在本申请实施例中,该服务器可以按照目标顺序对该第一特征和该第二特征进行拼接。例如,当该第一特征和该第二特征均表示为向量时,该服务器可以将两个向量拼接为一个更高维度的向量。当然,该服务器还可对该第一特征和该第二特征赋予不同的权重,将加权后的该第一特征和该第二特征进行拼接。本申请实施例对具体采用哪种特征拼接方式不作限定。
需要说明的是,上述对获取隐层特征的方法的说明,仅是一种示例性说明,本申请实施例对具体采用哪种方法获取各个语音帧的隐层特征不作限定。

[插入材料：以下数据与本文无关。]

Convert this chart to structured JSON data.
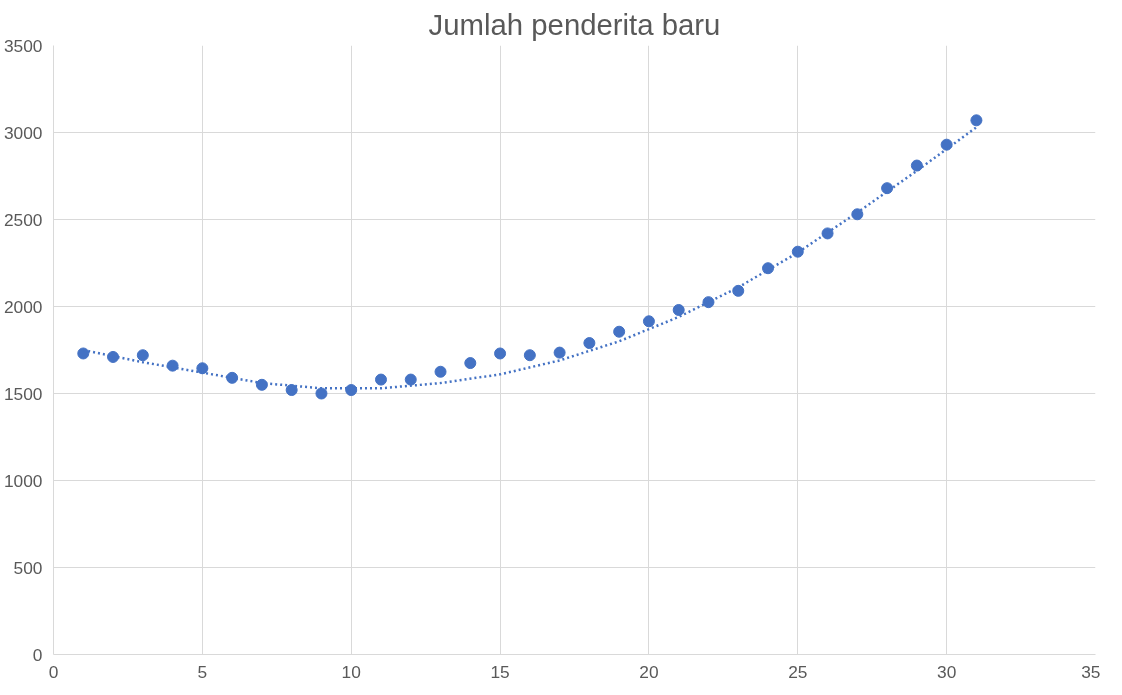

需要说明的是,上述步骤204和步骤205,是将该至少两个语音片段的语音特征输入语音识别模型,由该语音识别模型中n个级联的隐层依次对各个该语音片段的语音特征进行处理,得到各个该语音片段的隐层特征,一个语音片段的一个隐层特征是基于时序上位于该一个语音片段之后的该n个语音片段以及该一个语音片段的语音特征确定的,也即第i个语音片段的隐层特征是基于时序上位于第i个语音片段之后的n个语音片段以及第i个语音片段的语音特征确定的这一步骤的实现。其中,n为正整数,n也即是语音识别模型中隐层的数量,可以由开发人员进行设置,本申请实施例对此不作限定。例如,当语音识别模型包含三个隐层时,一个语音片段的隐层特征可以基于其后三个语音片段的信息确定,而其后三个语音片段还可以包括其他语音片段的信息,本申请实施例对此不作限定。在本申请实施例中,在对一个语音片段进行语音识别时,通过多个级联的隐层进行逆向运算,可以获取到该一个语音片段之后的多个语音片段的特征,充分结合下文信息对当前语音片段进行识别,进而可以提高识别结果的准确性。

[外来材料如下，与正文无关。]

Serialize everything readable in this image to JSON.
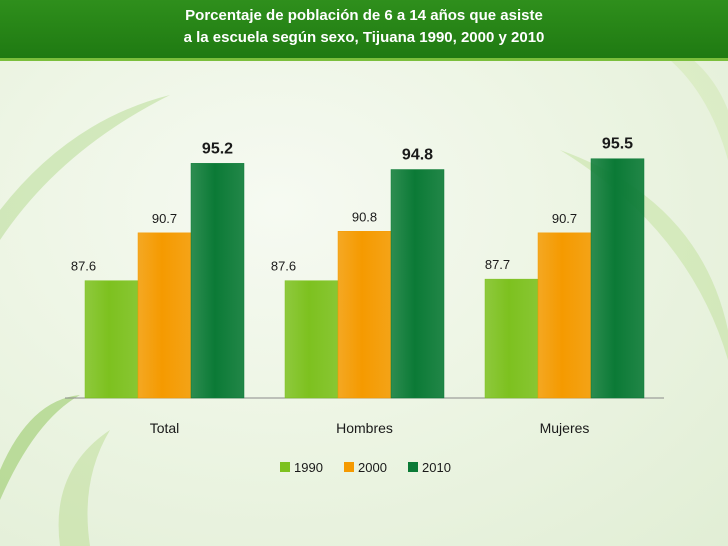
{
  "colors": {
    "header": "#2a8a18",
    "series_1990": "#7dc11f",
    "series_2000": "#f59a00",
    "series_2010": "#0b7a36"
  },
  "chart_data": {
    "type": "bar",
    "title_line1": "Porcentaje de población de 6 a 14 años que asiste",
    "title_line2": "a la escuela según sexo, Tijuana 1990, 2000 y 2010",
    "categories": [
      "Total",
      "Hombres",
      "Mujeres"
    ],
    "series": [
      {
        "name": "1990",
        "values": [
          87.6,
          87.6,
          87.7
        ],
        "labels": [
          "87.6",
          "87.6",
          "87.7"
        ]
      },
      {
        "name": "2000",
        "values": [
          90.7,
          90.8,
          90.7
        ],
        "labels": [
          "90.7",
          "90.8",
          "90.7"
        ]
      },
      {
        "name": "2010",
        "values": [
          95.2,
          94.8,
          95.5
        ],
        "labels": [
          "95.2",
          "94.8",
          "95.5"
        ]
      }
    ],
    "ylim": [
      80,
      96
    ],
    "grid": false,
    "legend_position": "bottom"
  }
}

206、服务器基于该隐层特征,确定各个该语音片段对应的音素信息。
本申请实施例中,该语音识别模型还可以包括一个特征分类层,该特征分类层可以用于对各个语音片段的隐层特征进行分类,得到各个语音片段对应的音素信息,即得到语音片段对应于各个音素的概率值。在一种可能实现方式中,该特征分类层可以是基于全连接层和SoftMax函数(逻辑回归函数)构建的。该服务器可以将语音片段对应的隐层特征输入一个全连接层,基于全连接层中 的权重参数,将隐层特征映射为一个向量,再通过SoftMax函数将该向量中的各个元素映射为(0,1)中的数值,即得到一个概率向量,该概率向量中的一个元素可以指示语音片段对应于某一个音素的概率值。该服务器可以获取各个语音片段对应的概率向量作为该音素信息。参见图5,图5是本申请实施例提供的一种语音识别模型的示意图,输入的语音特征经过多个隐层501的运算后,该服务器可以将运算结果输入特征分类层502,由特征分类层502输出分类结果。
需要说明的是,上述对获取音素信息的方法的说明,仅是一种示例性说明,本申请实施例对具体采用哪种方法获取该音素信息不作限定。
207、服务器基于该音素信息、发音词典以及语言模型,确定该语音数据对应的文本信息。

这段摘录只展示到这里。